In an effort to put big data’s growth into perspective, UC San Diego computer engineering & science professor Larry Smarr offered this analogy: Start by placing one grain of rice on a chessboard, then double it exponentially square by square.
“By the time you get to the 64th [and final] square, you now have a pile of rice that’s as big as Mount Everest,” said Smarr, “which is 1,000 times the production of rice on the planet.”
Such wonderment at big data’s impact on scientific inquiry and everyday lives was the theme of a March 12 seminar and panel discussion, “Big Data: A Conversation with the Experts,” presented by UC San Diego Extension and recorded by UCSD-TV for future airing.
“Never in our history have we had a sustained period of this kind of exponential growth [in computer science],” said Smarr, the seminar’s lead speaker and director of the California Institute for Telecommunications and Information Technology (Calit2). “It keeps getting bigger and bigger. … What we’re talking about is something humanity has never tried to deal with before.”
Amid intermittent references to exabytes and petabytes — computer shorthand for untold billions of bytes of digital information — the session dealt with the gathering, storing, and analysis of massive amounts of computerized data, both unstructured and multi-structured.
The 90-minute seminar was held in Atkinson Hall at UC San Diego’s Qualcomm Institute.
Another speaker, Dr.

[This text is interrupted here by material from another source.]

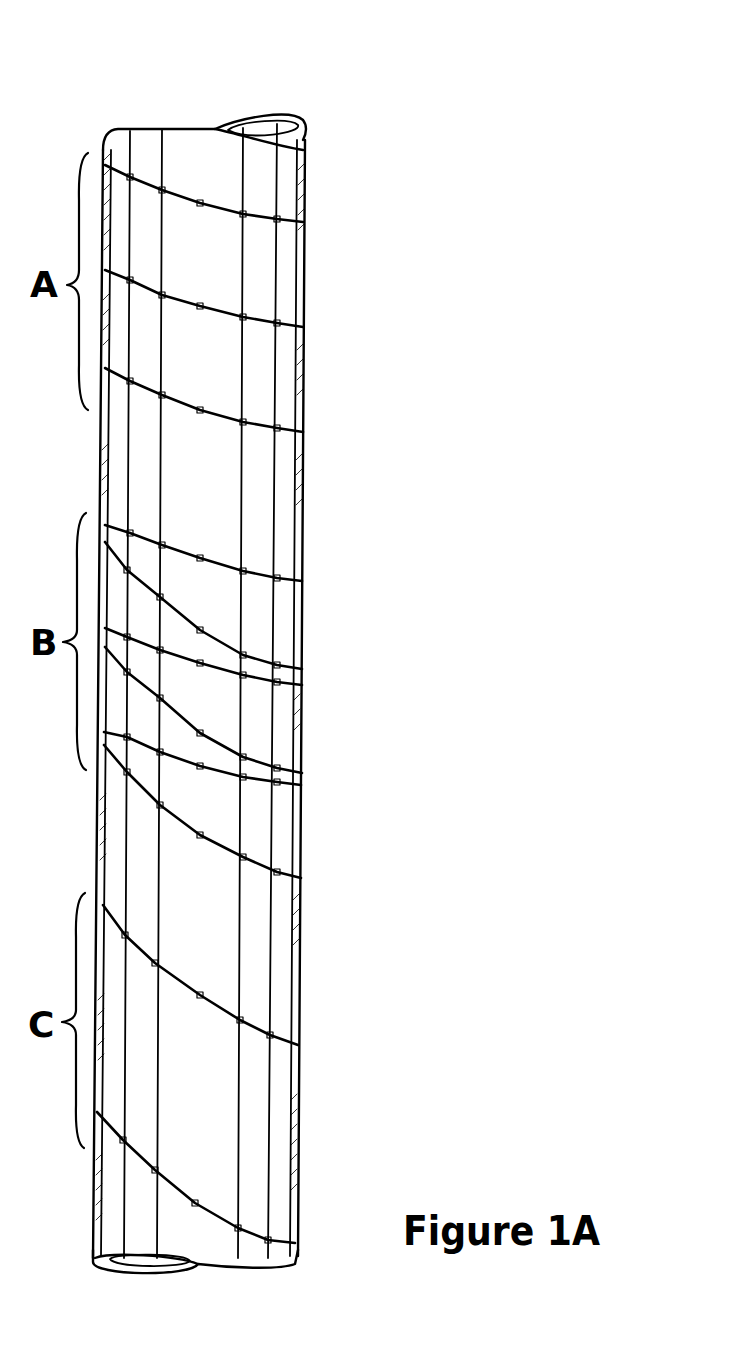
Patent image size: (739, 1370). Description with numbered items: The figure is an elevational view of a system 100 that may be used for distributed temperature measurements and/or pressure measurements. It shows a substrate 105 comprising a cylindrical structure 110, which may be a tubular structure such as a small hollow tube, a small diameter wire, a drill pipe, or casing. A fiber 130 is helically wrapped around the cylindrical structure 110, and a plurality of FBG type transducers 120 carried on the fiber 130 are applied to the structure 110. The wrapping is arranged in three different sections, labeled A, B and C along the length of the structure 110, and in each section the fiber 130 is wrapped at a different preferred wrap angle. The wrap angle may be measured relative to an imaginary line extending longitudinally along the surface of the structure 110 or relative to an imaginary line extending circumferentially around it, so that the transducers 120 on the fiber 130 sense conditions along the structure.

Michael Norman, director of the campus’ San Diego Supercomputer Center (SDSC), spoke glowingly of its massive supercomputer, launched nearly two years ago and dubbed “Gordon.”

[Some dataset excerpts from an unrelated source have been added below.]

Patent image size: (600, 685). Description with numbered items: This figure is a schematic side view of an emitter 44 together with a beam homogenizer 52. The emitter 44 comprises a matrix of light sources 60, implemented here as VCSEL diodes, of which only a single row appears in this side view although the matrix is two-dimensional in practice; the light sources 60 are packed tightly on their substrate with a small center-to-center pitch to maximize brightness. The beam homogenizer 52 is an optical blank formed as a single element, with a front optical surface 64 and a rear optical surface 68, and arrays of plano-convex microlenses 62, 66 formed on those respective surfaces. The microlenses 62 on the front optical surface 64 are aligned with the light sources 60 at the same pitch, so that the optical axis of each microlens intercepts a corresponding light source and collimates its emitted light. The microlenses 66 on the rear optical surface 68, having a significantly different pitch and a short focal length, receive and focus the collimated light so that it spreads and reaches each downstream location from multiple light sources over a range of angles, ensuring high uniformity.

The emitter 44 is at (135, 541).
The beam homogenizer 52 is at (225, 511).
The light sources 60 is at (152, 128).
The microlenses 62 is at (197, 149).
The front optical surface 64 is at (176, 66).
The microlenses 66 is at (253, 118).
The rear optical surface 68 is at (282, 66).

Rated as one of the world’s fastest large-capacity supercomputers, Gordon shines as a big data repository. Named for its massive amounts of flash-based memory, Gordon keeps tabs on data emanating from the far-flung fields of climatology, Wall Street, food production, big industry, physics, biological science, government – the list goes on and on.
Norman outlined the three major categorical functions of big data: 1) volume, the amount of data; 2) velocity, the speed of information generated; and 3) variety, the kind of data that’s readily available.

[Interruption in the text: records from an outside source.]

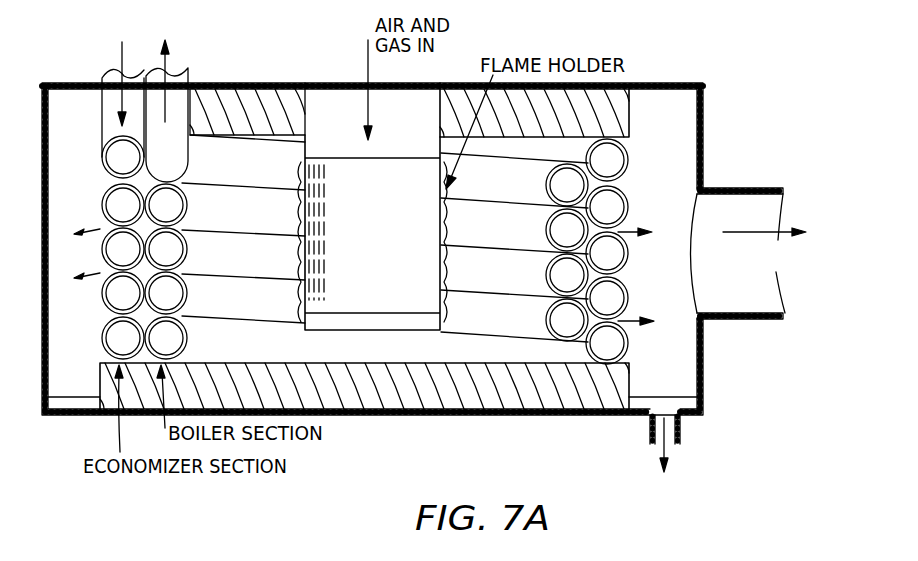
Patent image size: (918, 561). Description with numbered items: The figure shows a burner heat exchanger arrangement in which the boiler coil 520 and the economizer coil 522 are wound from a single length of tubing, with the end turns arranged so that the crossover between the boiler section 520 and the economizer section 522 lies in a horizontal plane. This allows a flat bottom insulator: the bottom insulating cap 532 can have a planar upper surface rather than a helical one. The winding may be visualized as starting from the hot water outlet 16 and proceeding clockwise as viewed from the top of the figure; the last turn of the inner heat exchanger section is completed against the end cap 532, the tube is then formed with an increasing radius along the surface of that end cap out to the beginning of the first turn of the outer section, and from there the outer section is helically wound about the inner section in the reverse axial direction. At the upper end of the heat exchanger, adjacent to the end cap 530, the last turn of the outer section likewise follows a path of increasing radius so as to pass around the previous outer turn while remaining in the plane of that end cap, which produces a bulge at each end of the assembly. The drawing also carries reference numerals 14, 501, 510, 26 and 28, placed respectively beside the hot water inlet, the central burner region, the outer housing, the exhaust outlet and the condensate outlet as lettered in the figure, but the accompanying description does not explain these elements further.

The hot water inlet pipe 14 is at (100, 78).
The hot water outlet 16 is at (190, 78).
The burner with flame holder 501 is at (298, 254).
The housing casing 510 is at (706, 134).
The boiler coil 520 is at (545, 219).
The economizer coil 522 is at (628, 204).
The end cap 530 is at (518, 138).
The bottom insulating cap 532 is at (548, 297).
The exhaust outlet 26 is at (740, 320).
The condensate outlet 28 is at (682, 432).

Michael Zeller, founder and chief executive officer of San Diego-based Zementis, a leading big data firm, pointed out a fourth “V” category, that of value.
“Is there big hype?” asked Zementis. “Absolutely. But big data transcends all typical boundaries, and we’re just now scratching the surface of big data’s ultimate value in business opportunities. The hype has alerted the executive level about big data. Cutting through the noise is a bigger issue.”
Stefan Savage, professor of computer science and engineering at UC San Diego, pointed out big data’s inherent security risks, notably the recent massive data leaks from Target and, more troubling, from the National Security Council.
His admonition: “Security is very much a data-driven field. The goal is to understand the environment better, faster, and more efficiently than your adversaries.”